Même des pays plus petits s’engagent dans ces contrats pluriannuels. Ainsi, la Belgique négocie actuellement un contrat d’une valeur de 1,7 milliard d’euros avec FN Herstal, qui permettra d’ouvrir de nouvelles lignes de production.

La constance est un élément important pour disposer des capacités industrielles adéquates. Le ministère des Armées examine en ce moment la réimplantation en France d’une capacité de production de munitions de petits calibres. Rappelons qu’un projet similaire piloté par Thales, NobelSport et Manurhin avait été envisagé sous Jean-Yves Le Drian en 2017. Si Florence Parly et Bercy n’avaient pas arrêté ce projet considéré non viable économiquement, la France serait aujourd’hui autonome en la matière. Pourtant, ces activités ont toujours été rentables en Allemagne, Scandinavie, Suisse, Italie, République tchèque… qui n’ont pas pour autant des besoins nationaux si différents de ceux de la France.

La constance est d’autant plus importante qu’accroître la production de munitions et de missiles prend du temps, plus encore s’il s’agit de développer de nouveaux moyens industriels. Grâce à son contrat-cadre au Royaume-Uni, BAE Systems va multiplier par huit sa capacité de production d’obus de 155 mm.
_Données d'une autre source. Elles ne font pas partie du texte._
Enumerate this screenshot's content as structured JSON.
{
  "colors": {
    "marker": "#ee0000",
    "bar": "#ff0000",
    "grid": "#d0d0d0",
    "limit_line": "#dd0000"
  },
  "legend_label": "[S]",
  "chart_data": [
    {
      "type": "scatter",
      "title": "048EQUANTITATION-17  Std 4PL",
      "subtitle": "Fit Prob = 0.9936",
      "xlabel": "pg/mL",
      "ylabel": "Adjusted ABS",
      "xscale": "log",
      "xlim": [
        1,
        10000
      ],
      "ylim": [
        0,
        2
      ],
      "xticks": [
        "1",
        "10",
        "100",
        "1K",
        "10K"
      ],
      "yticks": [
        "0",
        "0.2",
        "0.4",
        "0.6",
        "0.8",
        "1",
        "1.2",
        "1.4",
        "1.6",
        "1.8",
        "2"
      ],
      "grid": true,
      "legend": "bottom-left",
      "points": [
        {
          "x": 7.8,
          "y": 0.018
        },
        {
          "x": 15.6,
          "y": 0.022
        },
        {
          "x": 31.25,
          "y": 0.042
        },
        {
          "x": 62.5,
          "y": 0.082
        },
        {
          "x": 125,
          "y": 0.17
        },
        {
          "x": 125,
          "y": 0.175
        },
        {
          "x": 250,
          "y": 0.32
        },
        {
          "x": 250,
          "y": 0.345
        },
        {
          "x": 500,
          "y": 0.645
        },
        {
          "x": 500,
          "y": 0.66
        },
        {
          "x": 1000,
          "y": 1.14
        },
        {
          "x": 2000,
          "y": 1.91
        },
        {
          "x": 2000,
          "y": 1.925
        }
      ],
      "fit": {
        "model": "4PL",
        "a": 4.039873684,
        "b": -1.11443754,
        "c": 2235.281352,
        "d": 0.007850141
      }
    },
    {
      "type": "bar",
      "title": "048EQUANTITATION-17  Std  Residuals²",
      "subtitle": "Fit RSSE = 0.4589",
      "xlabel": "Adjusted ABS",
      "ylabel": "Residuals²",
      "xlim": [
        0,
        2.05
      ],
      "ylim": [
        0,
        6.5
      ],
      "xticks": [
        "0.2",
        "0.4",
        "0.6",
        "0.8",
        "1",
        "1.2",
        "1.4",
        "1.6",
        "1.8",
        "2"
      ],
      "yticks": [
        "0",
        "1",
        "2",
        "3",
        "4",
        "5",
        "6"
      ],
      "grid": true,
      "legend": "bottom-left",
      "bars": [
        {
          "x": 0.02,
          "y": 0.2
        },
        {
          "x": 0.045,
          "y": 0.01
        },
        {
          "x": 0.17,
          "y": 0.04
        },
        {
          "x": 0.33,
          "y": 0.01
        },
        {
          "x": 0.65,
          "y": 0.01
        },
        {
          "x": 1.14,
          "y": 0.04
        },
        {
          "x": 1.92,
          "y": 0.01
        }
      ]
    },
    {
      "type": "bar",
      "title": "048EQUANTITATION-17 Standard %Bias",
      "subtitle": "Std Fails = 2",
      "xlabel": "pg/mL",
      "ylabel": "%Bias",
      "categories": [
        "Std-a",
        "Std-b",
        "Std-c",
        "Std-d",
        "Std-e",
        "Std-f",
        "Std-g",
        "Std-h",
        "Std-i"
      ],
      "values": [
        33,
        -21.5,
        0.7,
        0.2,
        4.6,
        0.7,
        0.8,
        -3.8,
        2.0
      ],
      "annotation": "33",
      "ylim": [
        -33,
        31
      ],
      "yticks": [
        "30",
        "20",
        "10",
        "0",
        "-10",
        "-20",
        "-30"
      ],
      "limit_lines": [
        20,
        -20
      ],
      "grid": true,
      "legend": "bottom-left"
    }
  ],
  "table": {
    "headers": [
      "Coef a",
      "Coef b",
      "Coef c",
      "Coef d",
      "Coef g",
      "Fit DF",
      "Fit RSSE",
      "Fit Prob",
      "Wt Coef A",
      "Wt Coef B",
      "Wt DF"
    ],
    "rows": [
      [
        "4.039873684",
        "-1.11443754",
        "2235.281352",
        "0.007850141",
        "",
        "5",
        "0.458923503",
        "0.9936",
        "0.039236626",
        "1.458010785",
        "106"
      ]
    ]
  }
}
Pour Woodburn, l’une des leçons du conflit en Ukraine est que, même si les entreprises peuvent accroître l’utilisation de l’outil industriel existant, « il y a des limites à ce que vous pouvez faire (…) Vous pouvez quasiment doubler votre débit en ajoutant des équipes et en exploitant votre capacité jusqu’à saturation, mais vous ne pouvez pas faire plus que doubler le volume de livraisons ».

Pour doubler ce volume, ajoute-t-il, cela prend du temps : il faut anticiper un délai de l’ordre de deux ans. Il s’agit ici d’une deuxième dimension essentielle : matériels, munitions et missiles sont des équipements complexes, requérant des multiples étapes de fabrication qui impliquent de nombreuses entreprises. Il n’est donc pas possible de commander à la dernière minute. L’enjeu porte notamment sur l’approvisionnement en matières premières et en produits élaborés de base comme les explosifs.

Cela veut dire que si l’État commande aujourd’hui, la filière industrielle ne sera pas capable de livrer le matériel correspondant avant plusieurs mois, voire plusieurs années. Même aux États-Unis, en dépit d’une industrie gigantesque comparée à celle de la France, les livraisons nécessitent des délais incompressibles en dépit de capacités industrielles prêtes à l’emploi. Pour produire un missile Patriot, il faut entre 35 et 40 mois.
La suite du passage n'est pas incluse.